Solve for Reactance, Frequency, or Capacitance
The page uses a single stacked layout, while the input controls adapt to 3 columns on large screens, 2 on smaller screens, and 1 on mobile.
Reactance vs Frequency Curve
The chart updates from your solved frequency and capacitance values. It highlights the operating point on the curve.
Physics Behind the Calculator
Capacitive reactance is the opposition a capacitor offers to alternating current. It depends on both signal frequency and capacitance.
Xc = 1 / (2πfC)Where:
- Xc = capacitive reactance in ohms
- f = frequency in hertz
- C = capacitance in farads
When voltage is supplied, the calculator estimates RMS current for an ideal capacitor. It also shows the impedance as -jXc, which represents a 90 degree lead of current relative to voltage in an ideal capacitive circuit.
Steps for Accurate Input
- Select whether you want to solve for reactance, frequency, or capacitance.
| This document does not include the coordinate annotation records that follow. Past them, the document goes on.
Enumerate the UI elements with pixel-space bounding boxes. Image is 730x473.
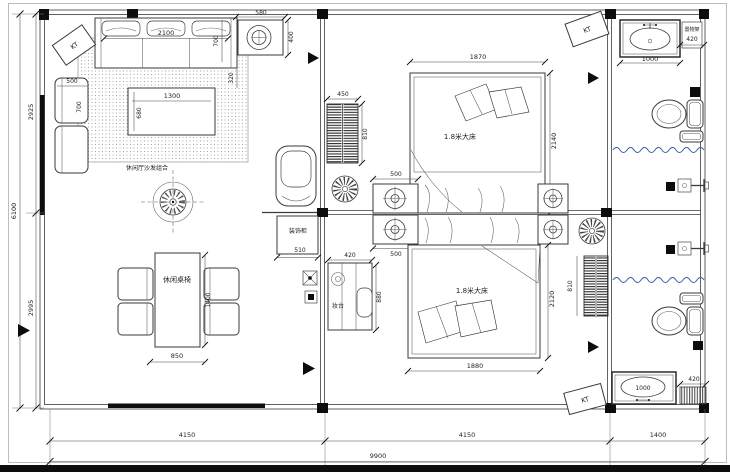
dim-radiator-width: 450 <box>337 91 349 98</box>
entry-arrow <box>588 341 599 353</box>
wall-fixture <box>693 341 703 350</box>
dim-sofa-width: 2100 <box>158 29 175 37</box>
wall-solid-segment <box>108 404 265 409</box>
nightstand-1-right <box>538 184 568 213</box>
dim-bed1-length: 2140 <box>550 133 558 150</box>
dim-span-left: 4150 <box>179 431 196 439</box>
toilet-2 <box>652 293 703 335</box>
label-dresser: 妆台 <box>332 302 344 310</box>
label-bed-1: 1.8米大床 <box>444 132 476 141</box>
dim-span-right: 1400 <box>650 431 667 439</box>
column <box>317 208 328 217</box>
wall-fixture <box>690 87 700 97</box>
page-bottom-band <box>0 465 730 472</box>
dim-bed2-length: 2120 <box>548 291 556 308</box>
floor-plan-canvas: 2100 700 320 500 700 1300 680 休闲厅沙发组合 <box>0 0 730 473</box>
dim-leisure-width: 850 <box>171 352 183 360</box>
stool <box>357 288 372 317</box>
dim-shelf1-width: 420 <box>686 36 698 43</box>
nightstand-2-left <box>373 215 418 244</box>
outlet-symbol <box>305 291 317 303</box>
dim-vent-width: 580 <box>255 10 267 17</box>
column <box>699 9 709 19</box>
fan-bedroom-1 <box>332 176 358 202</box>
dim-chair-depth: 700 <box>76 101 83 113</box>
dim-upper-height: 2925 <box>27 104 35 121</box>
dim-span-mid: 4150 <box>459 431 476 439</box>
bed-2: 1.8米大床 <box>408 217 540 358</box>
ceiling-lamp-icon <box>141 170 205 234</box>
toilet-1 <box>652 100 703 142</box>
sink-2: 1000 <box>612 372 676 404</box>
dim-sofa-edge: 320 <box>228 72 235 84</box>
dim-shelf2-width: 420 <box>688 376 700 383</box>
decor-cabinet: 装饰柜 510 <box>274 216 321 261</box>
sink-1 <box>620 20 680 57</box>
entry-arrow <box>308 52 319 64</box>
dim-sofa-depth: 700 <box>213 35 220 47</box>
dimension-left: 6100 2925 2995 <box>10 11 44 412</box>
column <box>317 403 328 413</box>
dim-radiator-height: 810 <box>362 128 369 140</box>
fan-bedroom-2 <box>579 218 605 244</box>
floor-plan-drawing: 2100 700 320 500 700 1300 680 休闲厅沙发组合 <box>0 0 730 473</box>
shelf-2: 420 <box>677 376 709 404</box>
dim-dresser-width: 420 <box>344 252 356 259</box>
switch-symbol <box>303 271 317 285</box>
leisure-table-set: 休闲桌椅 <box>118 253 239 347</box>
lounge-chair <box>276 146 316 206</box>
dim-sink2-width: 1000 <box>635 385 650 392</box>
label-sofa-group: 休闲厅沙发组合 <box>126 164 168 172</box>
label-shelf: 置物架 <box>684 26 699 33</box>
label-leisure-table: 休闲桌椅 <box>163 275 191 284</box>
radiator-1 <box>327 104 358 163</box>
entry-arrow <box>18 324 30 337</box>
ac-unit-bath2: KT <box>564 383 606 414</box>
dim-nightstand2-width: 500 <box>390 251 402 258</box>
shower-water-line <box>613 278 704 283</box>
shelf-1: 置物架 420 <box>677 22 707 48</box>
dim-coffee-table-depth: 680 <box>136 107 143 119</box>
dim-total-width: 9900 <box>370 452 387 460</box>
bed-1: 1.8米大床 <box>410 73 545 213</box>
radiator-2 <box>584 256 608 316</box>
dim-bed1-width: 1870 <box>470 53 487 61</box>
dressing-table: 妆台 420 880 <box>325 252 383 333</box>
dim-leisure-length: 1400 <box>205 292 212 307</box>
dim-dresser-length: 880 <box>376 291 383 303</box>
label-cabinet: 装饰柜 <box>289 227 307 235</box>
shower-head-2 <box>666 242 709 255</box>
column <box>39 9 49 20</box>
dim-nightstand1-width: 500 <box>390 171 402 178</box>
dim-total-height: 6100 <box>10 203 18 220</box>
dim-cabinet-width: 510 <box>294 247 306 254</box>
sheet-ruffles <box>425 217 519 243</box>
ceiling-vent: 580 400 <box>233 10 295 59</box>
column <box>317 9 328 19</box>
bedroom-2: 500 1.8米大床 1880 2120 <box>370 215 608 374</box>
bathroom-2: 1000 420 <box>612 242 709 404</box>
dimension-bottom: 4150 4150 1400 9900 <box>47 409 709 465</box>
dim-lower-height: 2995 <box>27 300 35 317</box>
label-bed-2: 1.8米大床 <box>456 286 488 295</box>
nightstand-2-right <box>538 215 568 244</box>
dim-radiator2-height: 810 <box>567 280 574 292</box>
nightstand-1-left <box>373 184 418 213</box>
bathroom-1: 1000 置物架 420 <box>613 20 709 192</box>
ac-unit-bath1: KT <box>565 11 609 47</box>
shower-head-1 <box>666 179 709 192</box>
dim-bed2-width: 1880 <box>467 362 484 370</box>
column <box>605 9 616 19</box>
entry-arrow <box>303 362 315 375</box>
entry-arrow <box>588 72 599 84</box>
corridor: 装饰柜 510 妆台 420 880 <box>274 52 383 375</box>
living-room: 2100 700 320 500 700 1300 680 休闲厅沙发组合 <box>55 18 248 365</box>
column <box>699 403 709 413</box>
wall-solid-segment <box>40 95 45 215</box>
dim-coffee-table-width: 1300 <box>164 92 181 100</box>
bedroom-1: 450 810 1.8米大床 1870 2140 <box>324 53 599 216</box>
dim-chair-width: 500 <box>66 78 78 85</box>
dim-sink1-width: 1000 <box>642 55 659 63</box>
shower-water-line <box>613 148 704 153</box>
dim-vent-height: 400 <box>288 31 295 43</box>
column <box>601 208 612 217</box>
- Enter the known values in the visible fields.
- Pick the correct units for each value.
- Optionally enter voltage to estimate current and reactive power.
- Click Calculate to show the result above the form.
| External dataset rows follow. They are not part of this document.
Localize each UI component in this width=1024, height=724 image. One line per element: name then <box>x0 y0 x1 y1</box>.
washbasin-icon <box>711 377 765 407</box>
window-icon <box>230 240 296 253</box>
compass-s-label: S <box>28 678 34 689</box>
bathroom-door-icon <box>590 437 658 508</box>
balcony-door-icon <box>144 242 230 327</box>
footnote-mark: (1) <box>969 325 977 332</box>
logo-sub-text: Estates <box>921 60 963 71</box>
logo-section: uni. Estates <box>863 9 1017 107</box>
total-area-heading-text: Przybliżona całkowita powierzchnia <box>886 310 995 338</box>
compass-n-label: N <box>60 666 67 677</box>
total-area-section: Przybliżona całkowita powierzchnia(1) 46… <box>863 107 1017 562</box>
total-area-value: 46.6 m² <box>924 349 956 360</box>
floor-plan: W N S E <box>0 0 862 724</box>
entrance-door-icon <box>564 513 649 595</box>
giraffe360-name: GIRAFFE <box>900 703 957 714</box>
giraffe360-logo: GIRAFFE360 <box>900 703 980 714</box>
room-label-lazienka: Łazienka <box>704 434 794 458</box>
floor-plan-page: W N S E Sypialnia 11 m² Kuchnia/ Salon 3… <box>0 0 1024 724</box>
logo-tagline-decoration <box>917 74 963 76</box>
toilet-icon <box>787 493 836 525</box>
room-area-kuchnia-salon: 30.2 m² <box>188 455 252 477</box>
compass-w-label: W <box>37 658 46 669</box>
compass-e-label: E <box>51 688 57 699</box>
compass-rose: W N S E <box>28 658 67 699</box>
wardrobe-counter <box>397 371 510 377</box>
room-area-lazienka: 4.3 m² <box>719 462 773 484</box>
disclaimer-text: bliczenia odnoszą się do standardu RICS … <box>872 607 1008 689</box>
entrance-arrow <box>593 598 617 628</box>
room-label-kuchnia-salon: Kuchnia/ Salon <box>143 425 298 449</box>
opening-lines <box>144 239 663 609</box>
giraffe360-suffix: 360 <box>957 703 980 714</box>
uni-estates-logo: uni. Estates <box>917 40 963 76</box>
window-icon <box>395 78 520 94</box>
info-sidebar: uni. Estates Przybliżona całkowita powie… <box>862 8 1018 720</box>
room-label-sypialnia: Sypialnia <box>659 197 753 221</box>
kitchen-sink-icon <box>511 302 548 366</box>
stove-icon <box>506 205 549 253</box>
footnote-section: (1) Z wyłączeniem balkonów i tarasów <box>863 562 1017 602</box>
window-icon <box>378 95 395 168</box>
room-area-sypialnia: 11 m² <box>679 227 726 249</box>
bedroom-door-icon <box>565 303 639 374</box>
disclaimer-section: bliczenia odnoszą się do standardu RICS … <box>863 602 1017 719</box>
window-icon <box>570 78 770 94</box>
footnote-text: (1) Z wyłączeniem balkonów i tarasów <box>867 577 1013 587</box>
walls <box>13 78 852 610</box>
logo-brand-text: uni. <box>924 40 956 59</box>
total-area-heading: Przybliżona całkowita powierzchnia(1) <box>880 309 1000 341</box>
- Review the graph, interpretation, and downloadable report files.
Sample Capacitor Reactance Values
| Frequency | Capacitance | Reactance |
|---|---|---|
| 50 Hz | 100 µF | 31.831 Ω |
| 60 Hz | 47 µF | 56.441 Ω |
| 1 kHz | 10 µF | 15.915 Ω |
| 10 kHz | 220 nF | 72.343 Ω |
| 100 kHz | 1 nF | 1.592 kΩ |
These examples help verify your own calculation results and show how reactance drops as either frequency or capacitance increases.
Common Questions
1) What does capacitor reactance mean?
It is the opposition a capacitor gives to alternating current. Unlike resistance, reactance changes with frequency. Higher frequency usually means lower capacitive reactance.
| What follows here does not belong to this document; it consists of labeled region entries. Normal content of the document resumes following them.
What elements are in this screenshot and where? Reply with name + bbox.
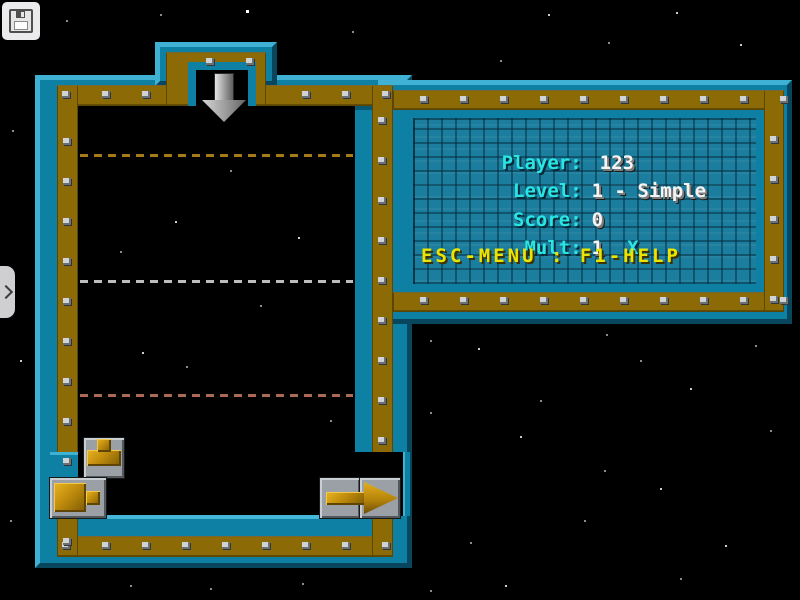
guide-line (80, 280, 353, 283)
drop-arrow-icon (202, 72, 246, 122)
rivet (142, 542, 150, 549)
status-panel: Player:123 Level:1 - Simple Score:0 Mult… (413, 118, 756, 284)
drop-arrow-head (202, 100, 246, 122)
rivet (620, 96, 628, 103)
star (540, 400, 542, 402)
hud-help-text: ESC-MENU : F1-HELP (421, 245, 681, 267)
rivet (342, 542, 350, 549)
rivet (63, 298, 71, 305)
star (608, 42, 610, 44)
pipe-tee-bar (87, 450, 121, 466)
star (10, 520, 12, 522)
guide-line (80, 394, 353, 397)
star (548, 14, 550, 16)
save-button[interactable] (2, 2, 40, 40)
rivet (378, 117, 386, 124)
rivet (770, 176, 778, 183)
star (660, 488, 662, 490)
rivet (540, 297, 548, 304)
star (246, 10, 249, 13)
star (725, 545, 727, 547)
panel-band-top (393, 90, 784, 110)
star (584, 520, 586, 522)
sidebar-handle[interactable] (0, 266, 15, 318)
hud-level-row: Level:1 - Simple (413, 158, 756, 182)
rivet (700, 96, 708, 103)
hud-player-row: Player:123 (413, 130, 756, 154)
rivet (580, 96, 588, 103)
rivet (206, 58, 214, 65)
game-screen: Player:123 Level:1 - Simple Score:0 Mult… (0, 0, 800, 600)
rivet (62, 91, 70, 98)
star (12, 130, 14, 132)
faucet-body (54, 483, 86, 512)
star (606, 334, 608, 336)
star (478, 348, 480, 350)
rivet (420, 96, 428, 103)
rivet (63, 538, 71, 545)
rivet (302, 91, 310, 98)
rivet (102, 542, 110, 549)
rivet (378, 277, 386, 284)
rivet (382, 542, 390, 549)
panel-band-right (764, 90, 784, 312)
star (230, 170, 232, 172)
star (505, 585, 507, 587)
star (604, 470, 606, 472)
rivet (770, 216, 778, 223)
rivet (378, 237, 386, 244)
rivet (63, 378, 71, 385)
rivet (63, 218, 71, 225)
star (142, 352, 144, 354)
rivet (63, 178, 71, 185)
star (66, 20, 68, 22)
rivet (660, 96, 668, 103)
rivet (740, 96, 748, 103)
pipe-tee-stub (97, 439, 111, 452)
rivet (660, 297, 668, 304)
panel-band-bottom (393, 292, 784, 312)
rivet (378, 357, 386, 364)
star (260, 305, 262, 307)
star (298, 237, 300, 239)
rivet (63, 258, 71, 265)
rivet (222, 542, 230, 549)
rivet (63, 138, 71, 145)
rivet (740, 297, 748, 304)
playfield-inner-ledge-bottom (78, 515, 372, 536)
guide-line (80, 154, 353, 157)
star (120, 251, 122, 253)
rivet (63, 418, 71, 425)
rivet (302, 542, 310, 549)
star (755, 345, 757, 347)
chevron-right-icon (0, 285, 13, 299)
star (430, 412, 432, 414)
rivet (342, 91, 350, 98)
rivet (63, 458, 71, 465)
rivet (540, 96, 548, 103)
rivet (500, 297, 508, 304)
star (740, 44, 742, 46)
hud-score-row: Score:0 (413, 187, 756, 211)
rivet (382, 91, 390, 98)
rivet (102, 91, 110, 98)
star (680, 578, 682, 580)
rivet (460, 96, 468, 103)
star (175, 221, 177, 223)
rivet (378, 437, 386, 444)
star (210, 588, 212, 590)
star (640, 360, 642, 362)
rivet (460, 297, 468, 304)
pipe-tee-piece[interactable] (84, 438, 124, 478)
rivet (378, 397, 386, 404)
rivet (420, 297, 428, 304)
exit-arrow-piece[interactable] (320, 478, 400, 518)
rivet (246, 58, 254, 65)
star (690, 388, 692, 390)
rivet (700, 297, 708, 304)
rivet (378, 197, 386, 204)
rivet (770, 296, 778, 303)
star (302, 583, 304, 585)
hud-mult-row: Mult:1X (413, 215, 756, 239)
star (430, 340, 432, 342)
rivet (770, 256, 778, 263)
rivet (500, 96, 508, 103)
star (520, 436, 522, 438)
faucet-nozzle (86, 491, 100, 505)
rivet (780, 297, 788, 304)
rivet (378, 157, 386, 164)
rivet (580, 297, 588, 304)
star (676, 12, 678, 14)
star (500, 60, 502, 62)
drop-arrow-shaft (215, 74, 233, 102)
star (130, 585, 132, 587)
rivet (182, 542, 190, 549)
rivet (378, 317, 386, 324)
floppy-disk-icon (9, 9, 33, 33)
star (186, 366, 188, 368)
rivet (63, 338, 71, 345)
faucet-piece[interactable] (50, 478, 106, 518)
rivet (142, 91, 150, 98)
rivet (262, 542, 270, 549)
star (20, 360, 22, 362)
star (770, 430, 772, 432)
star (430, 590, 432, 592)
exit-arrow-bar (326, 492, 366, 505)
right-alcove-edge (403, 452, 412, 516)
rivet (780, 96, 788, 103)
star (330, 420, 332, 422)
rivet (620, 297, 628, 304)
rivet (770, 136, 778, 143)
star (352, 31, 354, 33)
star (470, 542, 472, 544)
star (160, 14, 162, 16)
2) Why does reactance decrease when frequency increases?
The formula places frequency in the denominator. As frequency rises, the capacitor charges and discharges more often, so it opposes AC less strongly.
3) Which unit should I use for capacitance?
Use the unit that matches your component marking. Small capacitors are often in nF or pF, while larger electrolytic capacitors are commonly listed in µF.
4) Can this tool solve for frequency too?
Yes. Change the mode to frequency, enter reactance and capacitance, then submit. The calculator rearranges the same core equation automatically.
5) Is this valid for DC circuits?
No. Capacitive reactance describes AC behavior. In steady DC conditions, an ideal capacitor behaves like an open circuit after charging.
6) Why is impedance shown as -jXc?
The minus imaginary term represents phase behavior. In an ideal capacitor, current leads voltage by 90 degrees, so impedance is purely negative imaginary.
7) What happens if I enter voltage?
The calculator estimates RMS current using I = V / Xc. It also reports reactive power magnitude for the ideal capacitor case.
8) Are the results exact for real components?
They are ideal-theory values. Real capacitors have tolerance, leakage, equivalent series resistance, and parasitic inductance that can affect actual performance.